To most people, it was a sign that Holland hadn’t taken the fight seriously – or perhaps something even worse. The armchair psychologists were out in force. He self-sabotaged because he was afraid of success, some said. Others said that he had a full-on mental breakdown in the cage. UFC president Dana White even likened it to the infamous 1997 heavyweight boxing championship fight between Oliver McCall and Lennox Lewis, where a clearly mentally disturbed McCall refused to fight back, started crying in the ring, and wound up getting sent to a psych ward.

There is little doubt that Kevin Holland has the pure talent to be a UFC superstar. He’s long, athletic, punches with a sniper’s accuracy, has big one-punch pop, and has shown the kind of pure creativity that you see in the sport’s very best. But the Brunson fight showed very clearly that he needs something else to make it over the hump. Is it a new camp? Is it a new attitude? A new outlook on life? To shut the hell up and get serious? Does he need a sports psychologist?

Nah. He needs to learn how to defend takedowns.

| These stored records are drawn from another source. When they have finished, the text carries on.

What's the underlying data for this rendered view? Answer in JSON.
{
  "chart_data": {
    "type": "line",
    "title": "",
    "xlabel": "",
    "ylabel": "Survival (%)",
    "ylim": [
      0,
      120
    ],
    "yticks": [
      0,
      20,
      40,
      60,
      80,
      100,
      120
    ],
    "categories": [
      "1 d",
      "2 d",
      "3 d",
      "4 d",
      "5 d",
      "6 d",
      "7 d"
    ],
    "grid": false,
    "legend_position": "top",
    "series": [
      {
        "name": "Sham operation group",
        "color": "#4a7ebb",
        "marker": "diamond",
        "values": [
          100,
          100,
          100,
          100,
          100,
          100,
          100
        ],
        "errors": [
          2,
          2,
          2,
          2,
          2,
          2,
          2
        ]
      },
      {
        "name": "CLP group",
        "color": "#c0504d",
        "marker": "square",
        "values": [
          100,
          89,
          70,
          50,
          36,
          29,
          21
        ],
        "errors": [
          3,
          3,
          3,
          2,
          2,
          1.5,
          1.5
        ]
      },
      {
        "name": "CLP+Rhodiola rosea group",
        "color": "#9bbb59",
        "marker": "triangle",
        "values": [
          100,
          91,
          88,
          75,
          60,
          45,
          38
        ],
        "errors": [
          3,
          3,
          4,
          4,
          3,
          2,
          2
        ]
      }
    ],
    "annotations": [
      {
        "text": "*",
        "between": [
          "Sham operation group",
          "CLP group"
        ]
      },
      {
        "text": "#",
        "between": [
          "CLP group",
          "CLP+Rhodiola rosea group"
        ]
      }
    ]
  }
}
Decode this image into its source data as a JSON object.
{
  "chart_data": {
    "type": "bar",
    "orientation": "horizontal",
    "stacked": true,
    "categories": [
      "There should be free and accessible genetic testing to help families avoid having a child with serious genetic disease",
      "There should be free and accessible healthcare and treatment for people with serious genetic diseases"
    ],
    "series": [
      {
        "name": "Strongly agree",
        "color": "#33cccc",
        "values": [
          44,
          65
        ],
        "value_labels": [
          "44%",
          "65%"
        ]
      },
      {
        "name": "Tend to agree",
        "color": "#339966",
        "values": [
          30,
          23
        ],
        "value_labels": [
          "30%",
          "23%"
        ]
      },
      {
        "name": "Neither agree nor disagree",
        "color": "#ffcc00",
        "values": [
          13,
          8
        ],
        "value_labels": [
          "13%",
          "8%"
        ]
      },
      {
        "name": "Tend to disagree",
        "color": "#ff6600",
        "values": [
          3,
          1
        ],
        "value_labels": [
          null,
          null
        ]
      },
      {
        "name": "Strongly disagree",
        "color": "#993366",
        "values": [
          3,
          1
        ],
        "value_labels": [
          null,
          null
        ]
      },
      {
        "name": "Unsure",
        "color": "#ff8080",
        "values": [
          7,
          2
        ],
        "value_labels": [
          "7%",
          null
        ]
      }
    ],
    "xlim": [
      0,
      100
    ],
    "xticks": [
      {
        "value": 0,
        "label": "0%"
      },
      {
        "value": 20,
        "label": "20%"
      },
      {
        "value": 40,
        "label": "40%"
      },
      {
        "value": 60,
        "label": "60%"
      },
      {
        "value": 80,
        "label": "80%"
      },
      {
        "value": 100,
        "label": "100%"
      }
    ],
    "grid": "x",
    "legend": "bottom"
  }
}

The only thing his unsuccessful fight with Brunson displayed was an issue that he had previously been able to work around: poor takedown defense that we had seen rear its head in previous fights. Holland is a fantastic striker – he might already be one of the UFC’s most effective – and his thrilling 2020 rise came mostly against fighters who couldn’t exploit that weakness.

Neither Anthony Hernandez or Charlie Ontiveros managed to last long enough to do much of anything against Holland. Joaquin Buckley is a boxer through and through. Darren Stewart is primarily a striker as well, but still took Holland down three times in his decision defeat. And Ronaldo “Jacare” Souza took Holland down twice in less than two minutes before Holland pulled a rabbit out of his hat by knocking him out from bottom position.

Holland is far from the first fighter to face Derek Brunson and get taken down a bunch. It’s one of the things Brunson’s best at, and he’s relied on it more and more during his excellent recent run: the Holland fight was his fourth straight landing multiple takedowns. Holland is long, wiry and skinny, and Brunson is a muscular powerhouse. And while we wanted to see Holland work harder to get up from the bottom, why don’t you let Derek Brunson take you down, and try to get back up?

We didn’t learn anything we didn’t already know – the Brunson fight just put this gaping hole in Holland’s game in sharper perspective, putting it on the radar less as a “potential pitfall” into more of a “fatal flaw” type territory. This wasn’t even the first time Holland had been taken down six times in a UFC fight: Gerald Meerschaert got him down six times in March 2019, in a fight Holland actually won. Thiago Santos, similarly a much larger, stronger fighter, took him down three times in Holland’s UFC debut and controlled him extensively. As previously mentioned, Stewart took him down three times last September. Jacare, Brendan Allen and Alessio Di Chirico have also landed multiple takedowns against Holland in the UFC.

But Holland’s running monologue, his class clown manner and his constant smile rankle some in defeat. To them, it’s a sign that he isn’t giving the sport the seriousness it deserves. To which I answer: who gives a shit? If it’s entertaining, isn’t that what matters? Kevin Holland talks all night no matter what happens. When he was winning, it was part of what made him a star in the making. Now that it happened in a loss, all of a sudden it’s a problem.

This is who Kevin Holland is. He’s a jokester who doesn’t have an off switch. It’s just now, all of a sudden, he’s built himself some hype. There are more expectations and more eyes. And with more eyes comes more criticism. But if Kevin Holland changes that part of himself, then you don’t have Kevin Holland anymore. You have a completely different fighter, perhaps for good, perhaps for ill.

Kevin Holland doesn’t need to change anything about himself to succeed in the UFC. He’s done pretty well as the jokester he is. He needs to change one thing, however: learn how to stop a takedown. Doing that is going to have more of a positive effect on his career than scowling and pretending to be serious.